Although there are no studies in literature examining the effect of ACU on anxiety engendered by the application of HSG, there are studies related to the effect of lowering anxiety in general. The hypotheses of some of these studies are explained by biochemical mechanisms and some by physiological parameters. Yuan et al.(25) investigated changes in plasma adrenocorticotropic hormone, corticosteroid and platelet 5-HT levels in response to anxiety treatment. Comparisons were made of ACU, pharmacological treatment and combined treatment groups, and similar results were found in the ACU group and the pharmacological treatment group. That the side-effects seen in the pharmacological treatment group were not seen in the ACU group was emphasised as a positive aspect. The effects of ACU on anxiety were investigated by observing changes in the parameters of oxygen saturation and heart rate by Karst et al.(26) and in heart rate and skin conductivity by Shayestehfar et al.(27). As ACU reduced heart rate in both groups, it was concluded to be effective on anxiety.

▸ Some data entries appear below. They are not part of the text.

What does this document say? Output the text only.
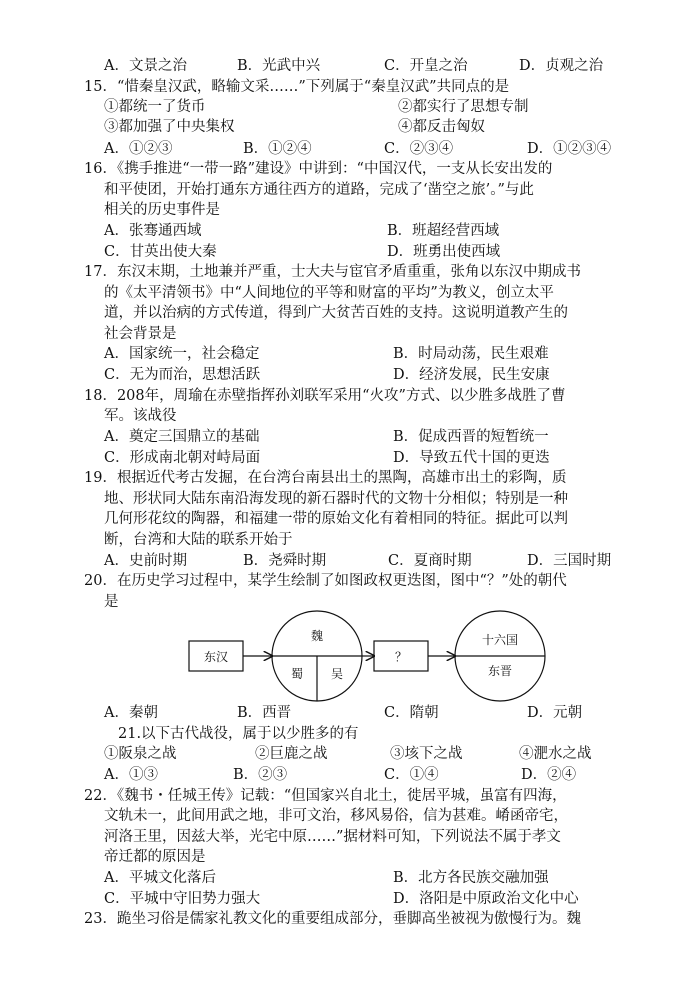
A．文景之治	B．光武中兴	C．开皇之治	D．贞观之治
15．“惜秦皇汉武，略输文采……”下列属于“秦皇汉武”共同点的是
①都统一了货币	②都实行了思想专制
③都加强了中央集权	④都反击匈奴
A．①②③	B．①②④	C．②③④	D．①②③④
16．《携手推进“一带一路”建设》中讲到：“中国汉代，一支从长安出发的
和平使团，开始打通东方通往西方的道路，完成了‘凿空之旅’。”与此
相关的历史事件是
A．张骞通西域	B．班超经营西域
C．甘英出使大秦	D．班勇出使西域
17．东汉末期，土地兼并严重，士大夫与宦官矛盾重重，张角以东汉中期成书
的《太平清领书》中“人间地位的平等和财富的平均”为教义，创立太平
道，并以治病的方式传道，得到广大贫苦百姓的支持。这说明道教产生的
社会背景是
A．国家统一，社会稳定	B．时局动荡，民生艰难
C．无为而治，思想活跃	D．经济发展，民生安康
18．208年，周瑜在赤壁指挥孙刘联军采用“火攻”方式、以少胜多战胜了曹
军。该战役
A．奠定三国鼎立的基础	B．促成西晋的短暂统一
C．形成南北朝对峙局面	D．导致五代十国的更迭
19．根据近代考古发掘，在台湾台南县出土的黑陶，高雄市出土的彩陶，质
地、形状同大陆东南沿海发现的新石器时代的文物十分相似；特别是一种
几何形花纹的陶器，和福建一带的原始文化有着相同的特征。据此可以判
断，台湾和大陆的联系开始于
A．史前时期	B．尧舜时期	C．夏商时期	D．三国时期
20．在历史学习过程中，某学生绘制了如图政权更迭图，图中“？”处的朝代
是
东汉
魏
蜀 吴
？
十六国
东晋
A．秦朝	B．西晋	C．隋朝	D．元朝
21.以下古代战役，属于以少胜多的有
①阪泉之战	②巨鹿之战	③垓下之战	④淝水之战
A．①③	B．②③	C．①④	D．②④
22．《魏书・任城王传》记载：“但国家兴自北土，徙居平城，虽富有四海，
文轨未一，此间用武之地，非可文治，移风易俗，信为甚难。崤函帝宅，
河洛王里，因兹大举，光宅中原……”据材料可知，下列说法不属于孝文
帝迁都的原因是
A．平城文化落后	B．北方各民族交融加强
C．平城中守旧势力强大	D．洛阳是中原政治文化中心
23．跪坐习俗是儒家礼教文化的重要组成部分，垂脚高坐被视为傲慢行为。魏
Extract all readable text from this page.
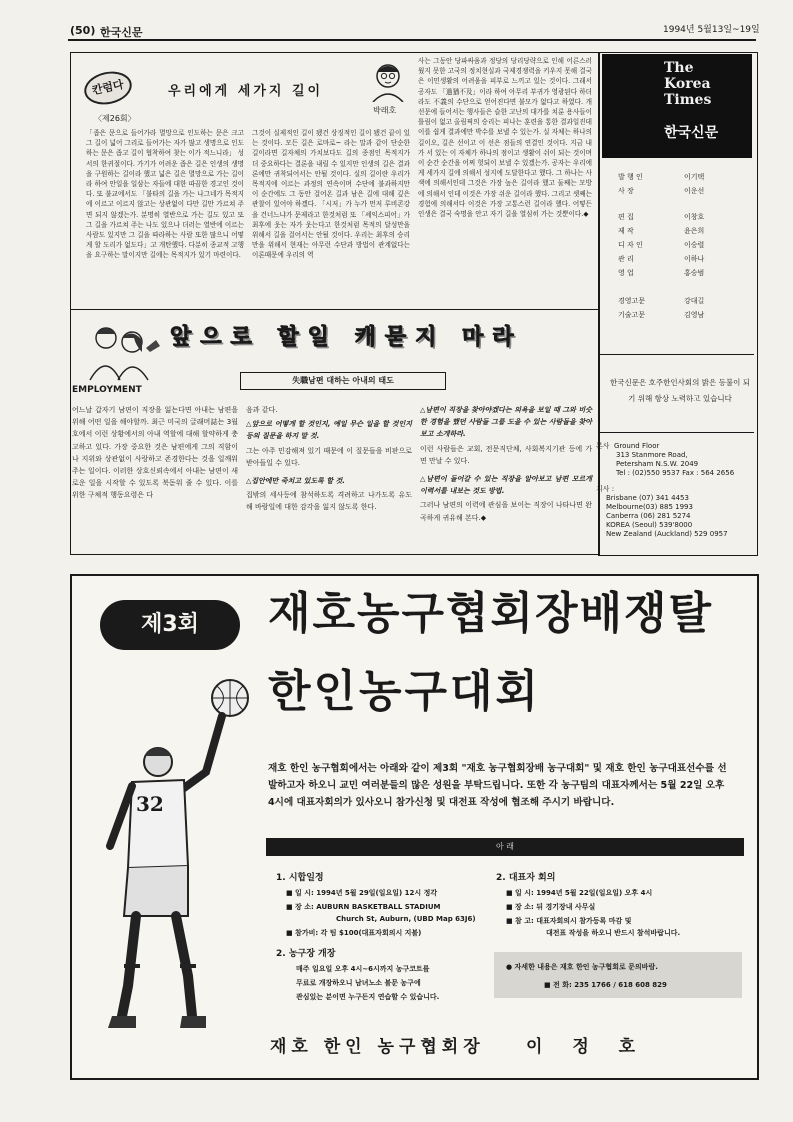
(50) 한국신문	1994년 5월13일~19일
칸럼다	우리에게 세가지 길이
박래호
〈제26회〉
「좁은 문으로 들어가라 멸망으로 인도하는 문은 크고 그 길이 넓어 그리로 들어가는 자가 많고 생명으로 인도하는 문은 좁고 길이 협착하여 찾는 이가 적느니라」 성서의 한귀절이다. 가기가 어려운 좁은 길은 인생의 생명을 구원하는 길이라 했고 넓은 길은 멸망으로 가는 길이라 하여 안일을 일삼는 자들에 대한 따끔한 경고인 것이다. 또 불교에서도 「불타의 길을 가는 나그네가 목적지에 이르고 이르지 않고는 상관없이 다만 길만 가르쳐 주면 되지 않겠는가. 분명히 열반으로 가는 길도 있고 또 그 길을 가르쳐 주는 나도 있으나 더러는 열반에 이르는 사람도 있지만 그 길을 따라하는 사람 또한 많으니 어떻게 할 도리가 없도다」고 개탄했다. 다분히 종교적 고행을 요구하는 말이지만 길에는 목적지가 있기 마련이다.
그것이 실제적인 길이 됐건 상징적인 길이 됐건 끝이 있는 것이다. 모든 길은 로마로~ 라는 말과 같이 단순한 길이라면 길자체의 가치보다도 길의 종점인 목적지가 더 중요하다는 결론을 내릴 수 있지만 인생의 길은 결과론에만 귀착되어서는 안될 것이다. 실의 길이란 우리가 목적지에 이르는 과정의 연속이며 수단에 불과하지만 이 순간에도 그 동안 걸어온 길과 남은 길에 대해 깊은 관찰이 있어야 하겠다. 「시저」가 누가 먼저 루비콘강을 건너느냐가 문제라고 한것처럼 또 「셰익스피어」가 최후에 웃는 자가 웃는다고 한것처럼 목적의 달성만을 위해서 길을 걸어서는 안될 것이다. 우리는 최후의 승리만을 위해서 현재는 아무런 수단과 방법이 관계없다는 이론때문에 우리의 역
사는 그동안 당파싸움과 정당의 당리당략으로 인해 어른스러웠지 못한 고국의 정치현실과 국제경쟁력을 키우지 못해 결국은 이민생활의 어려움을 피부로 느끼고 있는 것이다. 그래서 공자도 「過猶不及」이라 하여 아무리 부귀가 영광된다 하더라도 不義의 수단으로 얻어진다면 불모가 없다고 하였다. 개선문에 들어서는 행사들은 슬한 고난의 대가를 치룬 용사들이 틀림이 없고 올림픽의 승리는 피나는 훈련을 통한 결과일진데 이를 쉽게 결과에만 박수를 보낼 수 있는가. 실 자체는 하나의 길이오, 길은 선이고 이 선은 점들의 연결인 것이다. 지금 내가 서 있는 이 자체가 하나의 점이고 생활이 쉬이 되는 것이며 이 순간 순간을 어찌 헛되이 보낼 수 있겠는가. 공자는 우리에게 세가지 길에 의해서 성지에 도달한다고 했다. 그 하나는 사색에 의해서인데 그것은 가장 높은 길이라 했고 둘째는 모방에 의해서 인데 이것은 가장 쉬운 길이라 했다. 그리고 셋째는 경험에 의해서다 이것은 가장 고통스런 길이라 했다. 어떻든 인생은 결국 숙명을 안고 자기 길을 열심히 가는 것뿐이다.◆
The
Korea
Times
한국신문
발 행 인	이기택
사 장	이운선
편 집	이창호
제 작	윤은희
디 자 인	이승렬
관 리	이하나
영 업	홍승범
경영고문	강대길
기술고문	김영남
한국신문은 호주한인사회의 밝은 등불이 되기 위해 항상 노력하고 있습니다
본사 Ground Floor
313 Stanmore Road,
Petersham N.S.W. 2049
Tel : (02)550 9537 Fax : 564 2656
지사 :
Brisbane (07) 341 4453
Melbourne(03) 885 1993
Canberra (06) 281 5274
KOREA (Seoul) 539'8000
New Zealand (Auckland) 529 0957
앞으로 할일 캐묻지 마라
EMPLOYMENT
失職남편 대하는 아내의 태도
어느날 갑자기 남편이 직장을 잃는다면 아내는 남편을 위해 어떤 일을 해야할까. 최근 미국의 글래머誌는 3월호에서 이런 상황에서의 아내 역할에 대해 할약하게 충고하고 있다. 가장 중요한 것은 남편에게 그의 직함이나 지위와 상관없이 사랑하고 존경한다는 것을 일깨워 주는 일이다. 이러한 상호신뢰속에서 아내는 남편이 새로운 일을 시작할 수 있도록 북돋워 줄 수 있다. 이를 위한 구체적 행동요령은 다

음과 같다.

△앞으로 어떻게 할 것인지, 예일 무슨 일을 할 것인지등의 질문을 하지 말 것.

그는 아주 민감해져 있기 때문에 이 질문들을 비판으로 받아들일 수 있다.

△집안에만 죽치고 있도록 할 것.

집밖의 세사등에 참석하도록 격려하고 나가도록 유도해 바람일에 대한 감각을 잃지 않도록 한다.

△남편이 직장을 찾아야겠다는 의욕을 보일 때 그와 비슷한 경험을 했던 사람들 그룹 도을 수 있는 사람들을 찾아보고 소개하라.

이런 사람들은 교회, 전문직단체, 사회복지기관 등에 가면 만날 수 있다.

△남편이 들어갈 수 있는 직장을 알아보고 남편 모르게 이력서를 내보는 것도 방법.

그러나 남편의 이력에 관심을 보이는 직장이 나타나면 완곡하게 귀유해 본다.◆

제3회	재호농구협회장배쟁탈
한인농구대회
32
재호 한인 농구협회에서는 아래와 같이 제3회 "재호 농구협회장배 농구대회" 및 재호 한인 농구대표선수를 선발하고자 하오니 교민 여러분들의 많은 성원을 부탁드립니다. 또한 각 농구팀의 대표자께서는 5월 22일 오후 4시에 대표자회의가 있사오니 참가신청 및 대전표 작성에 협조해 주시기 바랍니다.
아 래
1. 시합일정
■ 일 시: 1994년 5월 29일(일요일) 12시 정각
■ 장 소: AUBURN BASKETBALL STADIUM
Church St, Auburn, (UBD Map 63J6)
■ 참가비: 각 팀 $100(대표자회의시 지불)
2. 농구장 개장
매주 일요일 오후 4시~6시까지 농구코트를
무료로 개장하오니 남녀노소 불문 농구에
관심있는 분이면 누구든지 연습할 수 있습니다.
2. 대표자 회의
■ 일 시: 1994년 5월 22일(일요일) 오후 4시
■ 장 소: 뒤 경기장내 사무실
■ 참 고: 대표자회의시 참가등록 마감 및
대전표 작성을 하오니 반드시 참석바랍니다.
● 자세한 내용은 재호 한인 농구협회로 문의바람.
■ 전 화: 235 1766 / 618 608 829
재호 한인 농구협회장 이 정 호
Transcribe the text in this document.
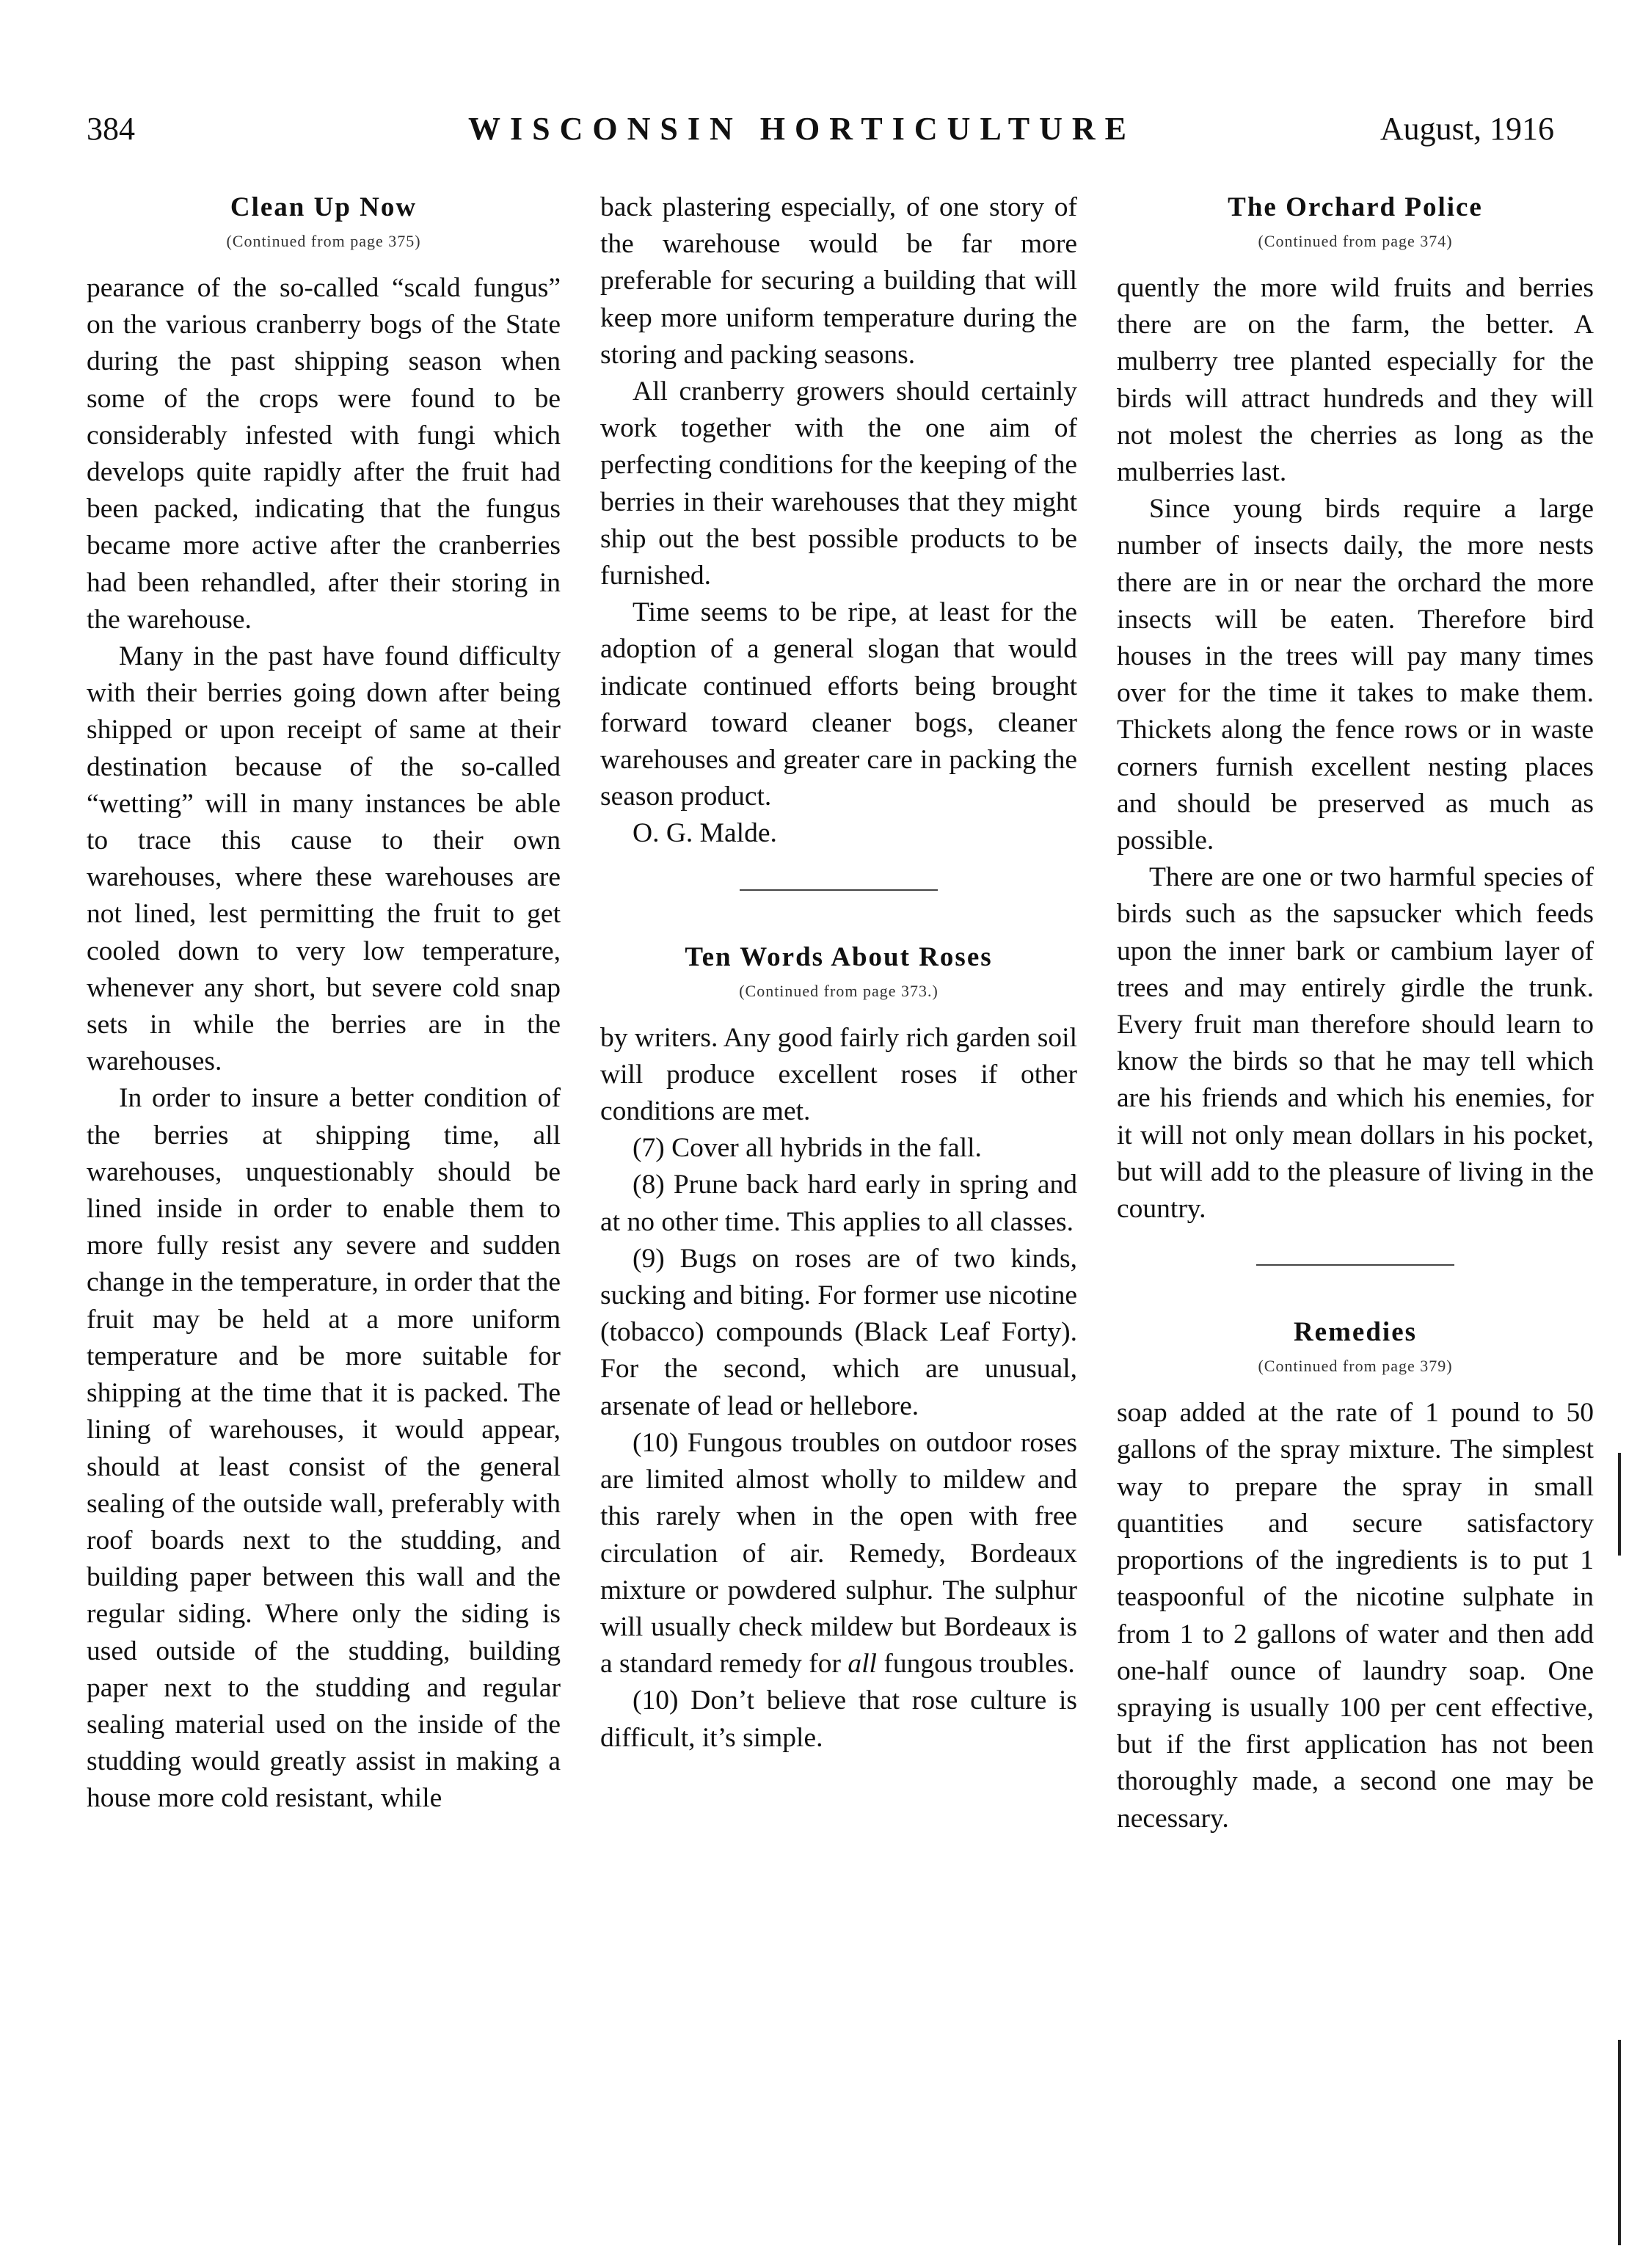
384	WISCONSIN HORTICULTURE	August, 1916
Clean Up Now
(Continued from page 375)

pearance of the so-called “scald fungus” on the various cranberry bogs of the State during the past shipping season when some of the crops were found to be considerably infested with fungi which develops quite rapidly after the fruit had been packed, indicating that the fungus became more active after the cranberries had been rehandled, after their storing in the warehouse.

Many in the past have found difficulty with their berries going down after being shipped or upon receipt of same at their destination because of the so-called “wetting” will in many instances be able to trace this cause to their own warehouses, where these warehouses are not lined, lest permitting the fruit to get cooled down to very low temperature, whenever any short, but severe cold snap sets in while the berries are in the warehouses.

In order to insure a better condition of the berries at shipping time, all warehouses, unquestionably should be lined inside in order to enable them to more fully resist any severe and sudden change in the temperature, in order that the fruit may be held at a more uniform temperature and be more suitable for shipping at the time that it is packed. The lining of warehouses, it would appear, should at least consist of the general sealing of the outside wall, preferably with roof boards next to the studding, and building paper between this wall and the regular siding. Where only the siding is used outside of the studding, building paper next to the studding and regular sealing material used on the inside of the studding would greatly assist in making a house more cold resistant, while

back plastering especially, of one story of the warehouse would be far more preferable for securing a building that will keep more uniform temperature during the storing and packing seasons.

All cranberry growers should certainly work together with the one aim of perfecting conditions for the keeping of the berries in their warehouses that they might ship out the best possible products to be furnished.

Time seems to be ripe, at least for the adoption of a general slogan that would indicate continued efforts being brought forward toward cleaner bogs, cleaner warehouses and greater care in packing the season product.

O. G. Malde.

Ten Words About Roses
(Continued from page 373.)

by writers. Any good fairly rich garden soil will produce excellent roses if other conditions are met.

(7) Cover all hybrids in the fall.

(8) Prune back hard early in spring and at no other time. This applies to all classes.

(9) Bugs on roses are of two kinds, sucking and biting. For former use nicotine (tobacco) compounds (Black Leaf Forty). For the second, which are unusual, arsenate of lead or hellebore.

(10) Fungous troubles on outdoor roses are limited almost wholly to mildew and this rarely when in the open with free circulation of air. Remedy, Bordeaux mixture or powdered sulphur. The sulphur will usually check mildew but Bordeaux is a standard remedy for all fungous troubles.

(10) Don’t believe that rose culture is difficult, it’s simple.

The Orchard Police
(Continued from page 374)

quently the more wild fruits and berries there are on the farm, the better. A mulberry tree planted especially for the birds will attract hundreds and they will not molest the cherries as long as the mulberries last.

Since young birds require a large number of insects daily, the more nests there are in or near the orchard the more insects will be eaten. Therefore bird houses in the trees will pay many times over for the time it takes to make them. Thickets along the fence rows or in waste corners furnish excellent nesting places and should be preserved as much as possible.

There are one or two harmful species of birds such as the sapsucker which feeds upon the inner bark or cambium layer of trees and may entirely girdle the trunk. Every fruit man therefore should learn to know the birds so that he may tell which are his friends and which his enemies, for it will not only mean dollars in his pocket, but will add to the pleasure of living in the country.

Remedies
(Continued from page 379)

soap added at the rate of 1 pound to 50 gallons of the spray mixture. The simplest way to prepare the spray in small quantities and secure satisfactory proportions of the ingredients is to put 1 teaspoonful of the nicotine sulphate in from 1 to 2 gallons of water and then add one-half ounce of laundry soap. One spraying is usually 100 per cent effective, but if the first application has not been thoroughly made, a second one may be necessary.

To the best of our knowledge, this is the first study in literature to have investigated ACU on this subject. However, there were some limitations to the study, the first of which is that the different stages of HSG (speculum placement, tenaculum placement, opaque medium administration) were not evaluated with VAS. In addition, the side-effects of NSAIDs and ACU were not examined, and when examining the pain scores, the HSG results were not taken into consideration.
Conclusion
Although the use of ACU is restricted in most clinics because of the need for trained practitioners, equipment and time, as it has a similar effect to other analgesics in reducing pain, and effectively reduces anxiety, it can be used in HSG in suitable clinics.